Children explore the interdependence of living things and their environment. Students get an overview of the major systems of the human body, the idea that everything is made of matter, different measuring tools and measurement. They observe and experiment with electricity and explore the solar system. They continue to be introduced to the lives and achievements of scientists.
Children are introduced to a variety of art activities and materials, artists and works of art in many media, including drawing, painting, sculpture, printmaking, and collage. Children learn about color and talk about the ways different colors can produce different effects and feelings both in their own creations and those of the painters being studied. Children learn to identify and use different kinds of lines and how different artists use lines. Children begin to look closely at pictures through being asked what the pictures make them feel and think, what details they notice, what questions the pictures make them ask, and why they think that artist chose to depict things in a certain way. Besides making their own sculptures, children learn about such sculptures as the Statue of Liberty, totem poles, and mobiles.
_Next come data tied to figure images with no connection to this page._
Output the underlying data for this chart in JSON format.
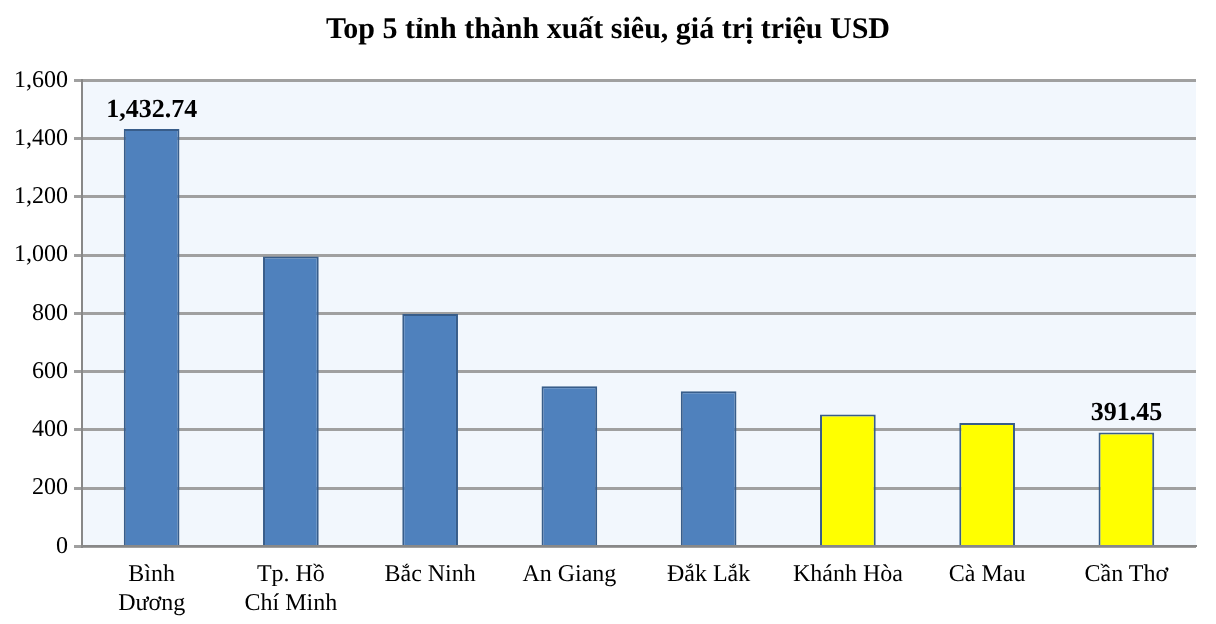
{
  "chart_data": {
    "type": "bar",
    "title": "Top 5 tỉnh thành xuất siêu, giá trị triệu USD",
    "categories": [
      "Bình Dương",
      "Tp. Hồ Chí Minh",
      "Bắc Ninh",
      "An Giang",
      "Đắk Lắk",
      "Khánh Hòa",
      "Cà Mau",
      "Cần Thơ"
    ],
    "values": [
      1432.74,
      995,
      798,
      550,
      533,
      453,
      424,
      391.45
    ],
    "colors": [
      "#4f81bd",
      "#4f81bd",
      "#4f81bd",
      "#4f81bd",
      "#4f81bd",
      "#ffff00",
      "#ffff00",
      "#ffff00"
    ],
    "value_labels": [
      "1,432.74",
      null,
      null,
      null,
      null,
      null,
      null,
      "391.45"
    ],
    "ylim": [
      0,
      1600
    ],
    "yticks": [
      {
        "value": 0,
        "label": "0"
      },
      {
        "value": 200,
        "label": "200"
      },
      {
        "value": 400,
        "label": "400"
      },
      {
        "value": 600,
        "label": "600"
      },
      {
        "value": 800,
        "label": "800"
      },
      {
        "value": 1000,
        "label": "1,000"
      },
      {
        "value": 1200,
        "label": "1,200"
      },
      {
        "value": 1400,
        "label": "1,400"
      },
      {
        "value": 1600,
        "label": "1,600"
      }
    ],
    "grid": "y",
    "legend": false
  }
}
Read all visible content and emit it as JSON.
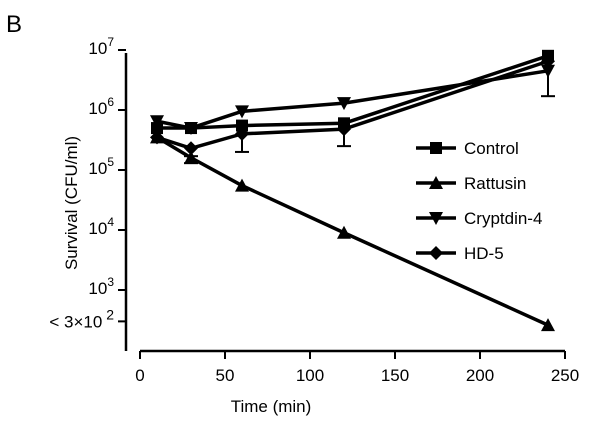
{
  "chart_data": {
    "type": "line",
    "panel_label": "B",
    "title": "",
    "xlabel": "Time (min)",
    "ylabel": "Survival (CFU/ml)",
    "y_scale": "log",
    "xlim": [
      0,
      250
    ],
    "ylim": [
      100,
      10000000
    ],
    "x_ticks": [
      0,
      50,
      100,
      150,
      200,
      250
    ],
    "y_ticks": [
      {
        "base": "10",
        "exp": "3",
        "value": 1000
      },
      {
        "base": "10",
        "exp": "4",
        "value": 10000
      },
      {
        "base": "10",
        "exp": "5",
        "value": 100000
      },
      {
        "base": "10",
        "exp": "6",
        "value": 1000000
      },
      {
        "base": "10",
        "exp": "7",
        "value": 10000000
      }
    ],
    "detection_limit": {
      "text": "< 3×10",
      "exp": "2",
      "value": 300
    },
    "legend_position": "right",
    "grid": false,
    "series": [
      {
        "name": "Control",
        "marker": "square",
        "x": [
          10,
          30,
          60,
          120,
          240
        ],
        "y": [
          500000,
          500000,
          550000,
          600000,
          8000000
        ],
        "err_low": [
          null,
          null,
          null,
          null,
          null
        ]
      },
      {
        "name": "Rattusin",
        "marker": "triangle-up",
        "x": [
          10,
          30,
          60,
          120,
          240
        ],
        "y": [
          350000,
          160000,
          55000,
          9000,
          260
        ],
        "err_low": [
          null,
          130000,
          null,
          null,
          null
        ]
      },
      {
        "name": "Cryptdin-4",
        "marker": "triangle-down",
        "x": [
          10,
          30,
          60,
          120,
          240
        ],
        "y": [
          650000,
          500000,
          950000,
          1300000,
          4500000
        ],
        "err_low": [
          null,
          null,
          null,
          null,
          1700000
        ]
      },
      {
        "name": "HD-5",
        "marker": "diamond",
        "x": [
          10,
          30,
          60,
          120,
          240
        ],
        "y": [
          350000,
          230000,
          400000,
          480000,
          6500000
        ],
        "err_low": [
          null,
          170000,
          200000,
          250000,
          null
        ]
      }
    ]
  }
}
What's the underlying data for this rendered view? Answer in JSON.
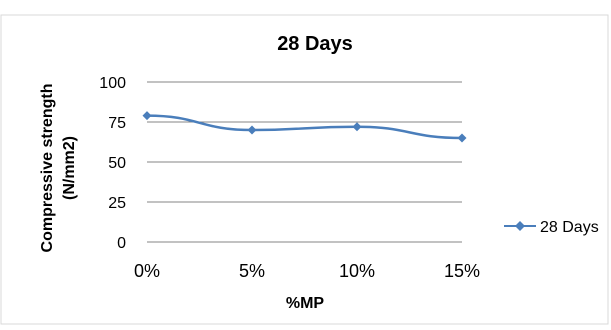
{
  "chart_data": {
    "type": "line",
    "title": "28 Days",
    "xlabel": "%MP",
    "ylabel": "Compressive strength (N/mm2)",
    "ylabel_lines": [
      "Compressive strength",
      "(N/mm2)"
    ],
    "categories": [
      "0%",
      "5%",
      "10%",
      "15%"
    ],
    "series": [
      {
        "name": "28 Days",
        "color": "#4a7ebb",
        "values": [
          79,
          70,
          72,
          65
        ]
      }
    ],
    "ylim": [
      0,
      100
    ],
    "yticks": [
      0,
      25,
      50,
      75,
      100
    ],
    "grid": true,
    "legend": "right"
  }
}
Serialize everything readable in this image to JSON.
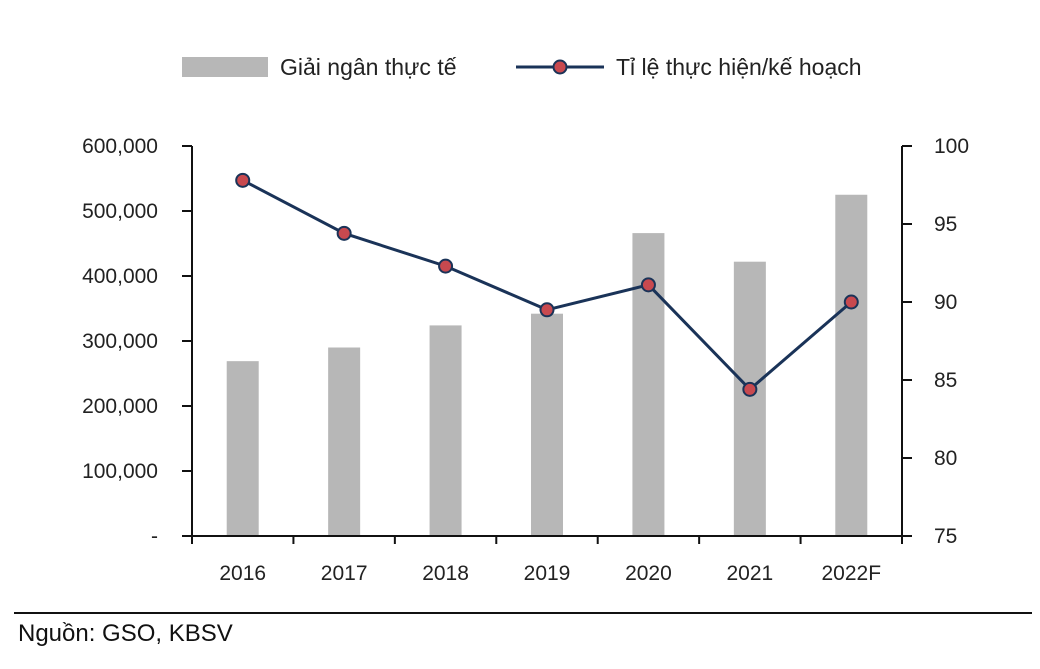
{
  "chart_data": {
    "type": "bar",
    "categories": [
      "2016",
      "2017",
      "2018",
      "2019",
      "2020",
      "2021",
      "2022F"
    ],
    "series": [
      {
        "name": "Giải ngân thực tế",
        "kind": "bar",
        "axis": "left",
        "color": "#b7b7b7",
        "values": [
          269000,
          290000,
          324000,
          342000,
          466000,
          422000,
          525000
        ]
      },
      {
        "name": "Tỉ lệ thực hiện/kế hoạch",
        "kind": "line",
        "axis": "right",
        "color": "#1a3358",
        "marker_color": "#c8494f",
        "values": [
          97.8,
          94.4,
          92.3,
          89.5,
          91.1,
          84.4,
          90.0
        ]
      }
    ],
    "y_left": {
      "lim": [
        0,
        600000
      ],
      "ticks": [
        0,
        100000,
        200000,
        300000,
        400000,
        500000,
        600000
      ],
      "tick_labels": [
        "-",
        "100,000",
        "200,000",
        "300,000",
        "400,000",
        "500,000",
        "600,000"
      ]
    },
    "y_right": {
      "lim": [
        75,
        100
      ],
      "ticks": [
        75,
        80,
        85,
        90,
        95,
        100
      ],
      "tick_labels": [
        "75",
        "80",
        "85",
        "90",
        "95",
        "100"
      ]
    },
    "grid": false,
    "legend_position": "top",
    "title": "",
    "xlabel": "",
    "ylabel": ""
  },
  "source": "Nguồn:  GSO, KBSV"
}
Children learn more about the elements of art, including color, line, shape, and texture. They look at the use of color in many works and they continue to identify and use different kinds of lines. Children identify and use basic geometric shapes and note how artists in the works being studied use these shapes. They learn to describe qualities of texture in natural objects and works of art. Children discuss examples of different kinds of paintings, create their own, and study about murals. In connection with their learning about ancient civilizations, children learn about the art of those civilizations.